En cuanto a la mediación entre Estado y trabajador, Estado y usuario, lo mismo que se endilga a los movimientos sociales sucede con cualquier sector económico que el Estado considere estratégico apoyar, o cualquier organización con o sin fines de lucro que recibe fondos públicos para aplicarlas a una tarea productiva, asistenciales o de formación. Las empresas de Caputo en Tierra del Fuego, el transporte de pasajeros, los proveedores de energía eléctrica, los contratistas de obra pública, las organizaciones caritativas religiosas, los colegios privados subsidiados, los clubes subsidiados, las bibliotecas populares, etc.

El problema de la discrecionalidad se resuelve universalizando la política pública o no se resuelve. Si no hay para todos, siempre habrá un mecanismo arbitrario de asignación. 

La mediación no es un problema en sí mismo. Ninguna sociedad equitativa (que busque evitar del modelo excluyente mercadocéntrico o del modelo totalitario estadocéntrico) puede prescindir de organizaciones intermedias. Fueron éstas organizaciones las que, según Tocqueville, hicieron fuerte a la democracia norteamericana. 

La situación se convierte en problemática cuando las instituciones intermedias malversan los fondos públicos.

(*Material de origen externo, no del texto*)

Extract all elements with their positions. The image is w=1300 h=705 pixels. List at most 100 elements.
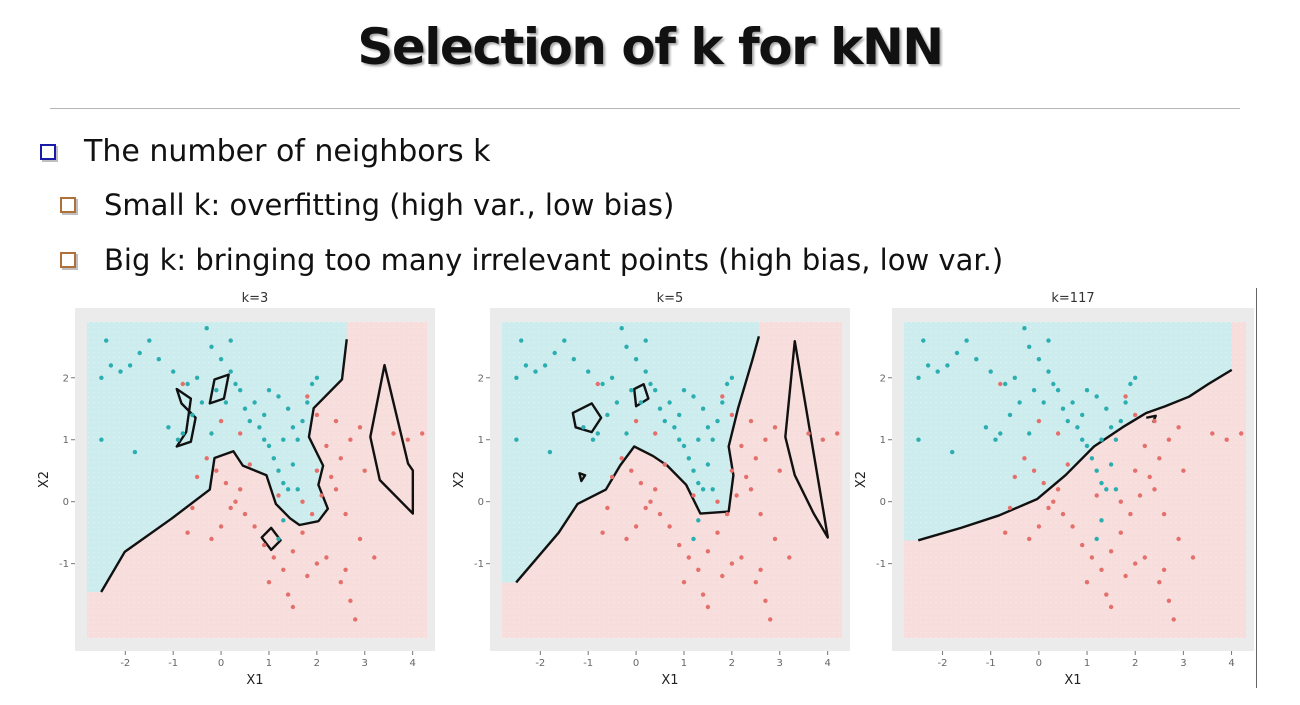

Llamativamente, los casos de malversación o administración fraudulenta que tramitan en la justicia son una proporción ínfima tanto en relación a la demonización pública que se reitera diariamente en los grandes medios como del enorme despliegue de cooperativas de trabajo y grupos sociocomunitarios que existen en la Argentina.

No puede atribuirse a las organizaciones el problema de la asignación arbitraria de altas en el Salario Social Complementario porque la arbitrariedad, como dijimos, es el resultado lógico  de que existan menos cupos que personas elegibles. La existencia de instituciones organizadoras lejos de ser un problema debería verse como un aporte social creativo frente a un problema que nadie ha logrado resolver. 

Los abusos de poder dentro de las organizaciones sociales son innegables. Tantos como en las organizaciones empresariales, eclesiales, sindicales, educativas, sanitarias, etc. Tantos como en la administración pública, los partidos políticos, las fuerzas armadas o los organismos internacionales. Un contralor adecuado de las organizaciones intermedias –máxime si reciben fondos públicos– es un derecho y una obligación que el Estado debe ejercer con rigor, ecuanimidad y buena fe. La universalización de las políticas de complemento de ingresos es la única forma equitativa de terminar con todo tipo de discrecionalidad. 

Todo ello es posible, justo y necesario para mejorar las condiciones de trabajo y vida de los sectores excluidos. Sin duda no hay soluciones inmediatas y el desarrollo de una economía mixta será producto de aproximaciones sucesivas, errores y aciertos. Lo que sin lugar a dudas es el camino equivocado es negar la necesidad de abordar la exclusión a través de formas comunitarias de integración social apoyadas por el sector público. Mucho más destruir lo construido, induciendo mayores niveles de deshumanización en nuestra sociedad.  

Con todo, nuestro pueblo y sus organizaciones han dado muestra de resistencia y resiliencia frente al vaciamiento, el desprecio y la difamación. Tengo confianza en que con unidad, organización y lucha podremos revertir la conculcación de derechos. De esta ofensiva, los movimientos sociales saldrán templados y fortalecidos para desarrollar la agenda de Tierra, Techo y Trabajo que nos permita alcanzar una Argentina Humana.  La alternativa es la profundización de la dualidad social,  la consolidación de la macroestructura y la más abyecta deshumanización.